With all the reports of data breaches, there’s never been a stronger demand for encryption. Our figures show that self-encrypting drive volume is growing almost 100 percent per quarter in unit volume. With only 1 to 2 percent of the new laptops being supplied with SED drives, there is plenty of room for growth.In fact, the Gartner Group recommends that every laptop should include full disk encryption as a standard feature. I’m proud of our position as a market leader in this category with the best software solution out there for SED drives. Information Week, one of the most widely read media outlets for IT security, published an article in September on the evolution of hardware FDE. It is a good read for those trying to understand this space and Wave’s position. It’s available at http://www.informationweek.com.
We feel that our broad compatibility and “first mover” presence are significant advantages for us as the value of FDE drives is reinforced on an almost daily basis with the growing number of data protection regulations. And because our software was designed from “day one” to work with hardware, we don’t have to worry about any of the vulnerabilities that others have who adapted software applications to work with hardware.
SecurityStockWatch.com: What can you say about your customer base?
Steven K. Sprague: Wave sells our products to both PC OEMs and enterprises. Today, our largest PC OEM customer is Dell. Last year we also partnered with Acer, the world’s third-largest PC vendor, which has elected to bundle our client software on several PC models and helped us greatly expand our penetration into Asia. Even though this has been a tough year for the PC industry, we’ve been able to substantially grow our OEM revenue and our software footprint through the distribution per quarter of four to five million copies of our software.

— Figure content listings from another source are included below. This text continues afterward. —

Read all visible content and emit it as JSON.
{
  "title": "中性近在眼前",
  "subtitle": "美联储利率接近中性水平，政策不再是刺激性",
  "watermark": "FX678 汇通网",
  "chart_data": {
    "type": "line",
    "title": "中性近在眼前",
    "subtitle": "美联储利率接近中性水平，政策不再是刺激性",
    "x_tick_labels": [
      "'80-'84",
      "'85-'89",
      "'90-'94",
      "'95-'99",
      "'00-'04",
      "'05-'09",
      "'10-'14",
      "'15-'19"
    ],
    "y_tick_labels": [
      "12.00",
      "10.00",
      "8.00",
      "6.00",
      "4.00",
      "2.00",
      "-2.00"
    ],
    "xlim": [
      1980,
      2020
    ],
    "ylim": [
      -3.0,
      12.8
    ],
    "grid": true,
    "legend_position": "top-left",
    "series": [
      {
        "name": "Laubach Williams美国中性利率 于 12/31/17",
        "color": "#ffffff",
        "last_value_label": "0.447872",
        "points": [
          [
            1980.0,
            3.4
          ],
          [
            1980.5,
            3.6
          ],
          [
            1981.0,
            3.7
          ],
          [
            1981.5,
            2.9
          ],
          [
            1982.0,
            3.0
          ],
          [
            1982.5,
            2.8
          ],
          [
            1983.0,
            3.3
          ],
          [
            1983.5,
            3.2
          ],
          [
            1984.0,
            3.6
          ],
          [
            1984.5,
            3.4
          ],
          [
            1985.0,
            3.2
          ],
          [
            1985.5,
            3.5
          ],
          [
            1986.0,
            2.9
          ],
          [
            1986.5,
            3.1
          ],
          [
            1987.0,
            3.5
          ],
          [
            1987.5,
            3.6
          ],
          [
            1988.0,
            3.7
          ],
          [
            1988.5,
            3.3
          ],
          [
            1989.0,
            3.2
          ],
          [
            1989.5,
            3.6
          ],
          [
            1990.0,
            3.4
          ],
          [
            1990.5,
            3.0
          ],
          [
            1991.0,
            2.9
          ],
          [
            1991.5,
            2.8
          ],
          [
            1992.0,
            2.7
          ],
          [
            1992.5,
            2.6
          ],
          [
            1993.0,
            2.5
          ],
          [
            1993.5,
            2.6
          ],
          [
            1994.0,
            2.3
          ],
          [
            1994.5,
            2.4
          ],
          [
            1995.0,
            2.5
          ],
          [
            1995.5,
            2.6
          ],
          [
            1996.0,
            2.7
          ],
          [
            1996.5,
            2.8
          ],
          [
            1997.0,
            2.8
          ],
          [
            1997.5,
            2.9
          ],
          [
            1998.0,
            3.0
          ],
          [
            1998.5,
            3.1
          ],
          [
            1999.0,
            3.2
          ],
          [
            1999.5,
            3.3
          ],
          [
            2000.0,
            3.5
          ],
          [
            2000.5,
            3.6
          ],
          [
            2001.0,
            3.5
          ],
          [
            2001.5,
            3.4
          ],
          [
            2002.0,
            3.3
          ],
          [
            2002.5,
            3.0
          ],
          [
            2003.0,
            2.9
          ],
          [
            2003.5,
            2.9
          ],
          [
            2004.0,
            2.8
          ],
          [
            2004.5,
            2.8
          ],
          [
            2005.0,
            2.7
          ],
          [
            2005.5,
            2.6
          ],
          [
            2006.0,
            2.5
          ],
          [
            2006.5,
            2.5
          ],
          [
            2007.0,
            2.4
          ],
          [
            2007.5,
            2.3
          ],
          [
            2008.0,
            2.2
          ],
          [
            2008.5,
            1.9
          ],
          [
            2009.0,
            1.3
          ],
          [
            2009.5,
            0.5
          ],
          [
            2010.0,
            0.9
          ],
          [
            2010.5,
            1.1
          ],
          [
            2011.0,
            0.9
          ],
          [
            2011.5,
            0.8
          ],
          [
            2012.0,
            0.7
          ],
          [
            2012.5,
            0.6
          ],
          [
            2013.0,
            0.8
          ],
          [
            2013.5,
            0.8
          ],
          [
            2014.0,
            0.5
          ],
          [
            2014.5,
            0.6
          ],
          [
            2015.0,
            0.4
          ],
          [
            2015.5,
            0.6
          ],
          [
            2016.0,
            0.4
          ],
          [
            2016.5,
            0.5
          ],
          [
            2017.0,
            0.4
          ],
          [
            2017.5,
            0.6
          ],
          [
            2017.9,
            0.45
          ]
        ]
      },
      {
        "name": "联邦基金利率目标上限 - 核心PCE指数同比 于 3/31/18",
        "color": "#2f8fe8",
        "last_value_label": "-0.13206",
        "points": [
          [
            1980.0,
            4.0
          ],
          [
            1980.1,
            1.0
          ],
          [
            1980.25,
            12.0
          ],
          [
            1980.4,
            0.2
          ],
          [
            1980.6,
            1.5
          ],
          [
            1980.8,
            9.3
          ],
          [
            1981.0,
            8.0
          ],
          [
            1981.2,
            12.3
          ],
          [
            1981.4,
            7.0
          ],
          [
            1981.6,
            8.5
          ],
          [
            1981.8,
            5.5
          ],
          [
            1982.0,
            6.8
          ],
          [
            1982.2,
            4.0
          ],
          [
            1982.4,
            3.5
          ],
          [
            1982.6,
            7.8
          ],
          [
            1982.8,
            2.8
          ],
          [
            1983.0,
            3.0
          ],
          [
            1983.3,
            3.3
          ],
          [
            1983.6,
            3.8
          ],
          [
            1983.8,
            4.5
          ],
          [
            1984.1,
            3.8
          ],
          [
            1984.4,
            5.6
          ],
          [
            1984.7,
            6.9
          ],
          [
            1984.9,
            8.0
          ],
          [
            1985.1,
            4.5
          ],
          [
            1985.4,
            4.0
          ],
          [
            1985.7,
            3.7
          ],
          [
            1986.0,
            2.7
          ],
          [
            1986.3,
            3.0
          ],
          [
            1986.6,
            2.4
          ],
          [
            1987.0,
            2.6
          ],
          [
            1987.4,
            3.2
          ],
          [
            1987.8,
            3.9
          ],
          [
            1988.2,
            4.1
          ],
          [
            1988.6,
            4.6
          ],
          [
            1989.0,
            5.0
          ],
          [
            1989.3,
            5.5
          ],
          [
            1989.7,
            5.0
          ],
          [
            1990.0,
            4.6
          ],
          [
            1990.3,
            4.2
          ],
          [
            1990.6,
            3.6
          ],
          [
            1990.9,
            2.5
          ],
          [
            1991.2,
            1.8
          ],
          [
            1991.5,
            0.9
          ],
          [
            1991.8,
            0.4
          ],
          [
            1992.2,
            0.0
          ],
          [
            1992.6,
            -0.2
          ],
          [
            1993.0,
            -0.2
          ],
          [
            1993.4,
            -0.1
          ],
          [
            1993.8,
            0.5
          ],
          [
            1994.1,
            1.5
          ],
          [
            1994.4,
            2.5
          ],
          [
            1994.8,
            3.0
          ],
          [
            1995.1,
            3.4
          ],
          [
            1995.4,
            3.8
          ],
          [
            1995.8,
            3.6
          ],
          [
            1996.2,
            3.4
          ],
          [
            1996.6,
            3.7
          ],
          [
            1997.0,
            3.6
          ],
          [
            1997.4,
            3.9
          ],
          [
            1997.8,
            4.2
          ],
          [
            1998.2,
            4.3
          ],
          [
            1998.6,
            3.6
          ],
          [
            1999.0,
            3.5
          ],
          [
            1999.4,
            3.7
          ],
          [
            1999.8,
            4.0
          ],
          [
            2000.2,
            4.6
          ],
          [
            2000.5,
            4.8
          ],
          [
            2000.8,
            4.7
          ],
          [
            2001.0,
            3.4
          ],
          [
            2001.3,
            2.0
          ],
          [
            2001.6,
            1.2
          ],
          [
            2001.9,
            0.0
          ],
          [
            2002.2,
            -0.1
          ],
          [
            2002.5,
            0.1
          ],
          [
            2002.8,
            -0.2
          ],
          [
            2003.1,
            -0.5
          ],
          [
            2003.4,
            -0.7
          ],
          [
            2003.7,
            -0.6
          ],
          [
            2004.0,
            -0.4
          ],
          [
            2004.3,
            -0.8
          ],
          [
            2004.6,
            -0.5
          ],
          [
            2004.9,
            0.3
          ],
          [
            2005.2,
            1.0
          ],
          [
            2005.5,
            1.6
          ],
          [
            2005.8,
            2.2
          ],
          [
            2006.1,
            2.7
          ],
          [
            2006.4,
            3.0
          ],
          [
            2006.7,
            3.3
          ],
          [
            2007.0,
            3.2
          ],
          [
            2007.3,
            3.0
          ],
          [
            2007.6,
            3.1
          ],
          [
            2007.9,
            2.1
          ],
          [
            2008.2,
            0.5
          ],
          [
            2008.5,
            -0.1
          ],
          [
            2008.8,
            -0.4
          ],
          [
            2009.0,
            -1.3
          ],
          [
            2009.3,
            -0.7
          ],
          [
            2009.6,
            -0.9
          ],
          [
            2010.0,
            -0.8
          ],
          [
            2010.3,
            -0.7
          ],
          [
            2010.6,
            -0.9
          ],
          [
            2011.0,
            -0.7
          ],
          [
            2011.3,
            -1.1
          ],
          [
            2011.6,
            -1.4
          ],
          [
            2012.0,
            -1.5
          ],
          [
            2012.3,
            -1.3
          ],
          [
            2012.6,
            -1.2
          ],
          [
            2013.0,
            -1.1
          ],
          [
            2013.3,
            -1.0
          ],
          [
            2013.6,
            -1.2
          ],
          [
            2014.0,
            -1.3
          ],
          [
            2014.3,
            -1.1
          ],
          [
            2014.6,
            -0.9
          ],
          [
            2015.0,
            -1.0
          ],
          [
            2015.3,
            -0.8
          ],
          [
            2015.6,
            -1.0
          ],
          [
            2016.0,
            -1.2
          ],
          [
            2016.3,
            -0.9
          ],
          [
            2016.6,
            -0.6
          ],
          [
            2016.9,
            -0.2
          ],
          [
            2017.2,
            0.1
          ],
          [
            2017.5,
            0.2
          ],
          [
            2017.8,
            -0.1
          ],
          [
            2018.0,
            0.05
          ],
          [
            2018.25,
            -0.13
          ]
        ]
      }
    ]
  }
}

Wave also sells our products to enterprise organizations. We’re seeing substantial growth in the adoption of our EMBASSY Remote Administration Server or ERAS, across all the major industry verticals: healthcare, financial services, education, manufacturing and government. ERAS is our flagship server software for the remote deployment of both SED drives and TPMs. In addition to selling to the government, we’ve also furnished security consulting services to government agencies.
Across the board, we’ve assembled a strong base of OEM partners who are bundling our software with PCs and drives while we are building a growing base of enterprise customers. These enterprises continue to add to the number of licensed seats for our software and every month new customers are arriving. Enterprise software sales are a long term source of growth for Wave. The industry clearly requires the stronger security that hardware provides. As the world begins to transition to hardware-based security for authentication and data protection, Wave is in a great position to profit from the growth of this emerging market in the coming quarters.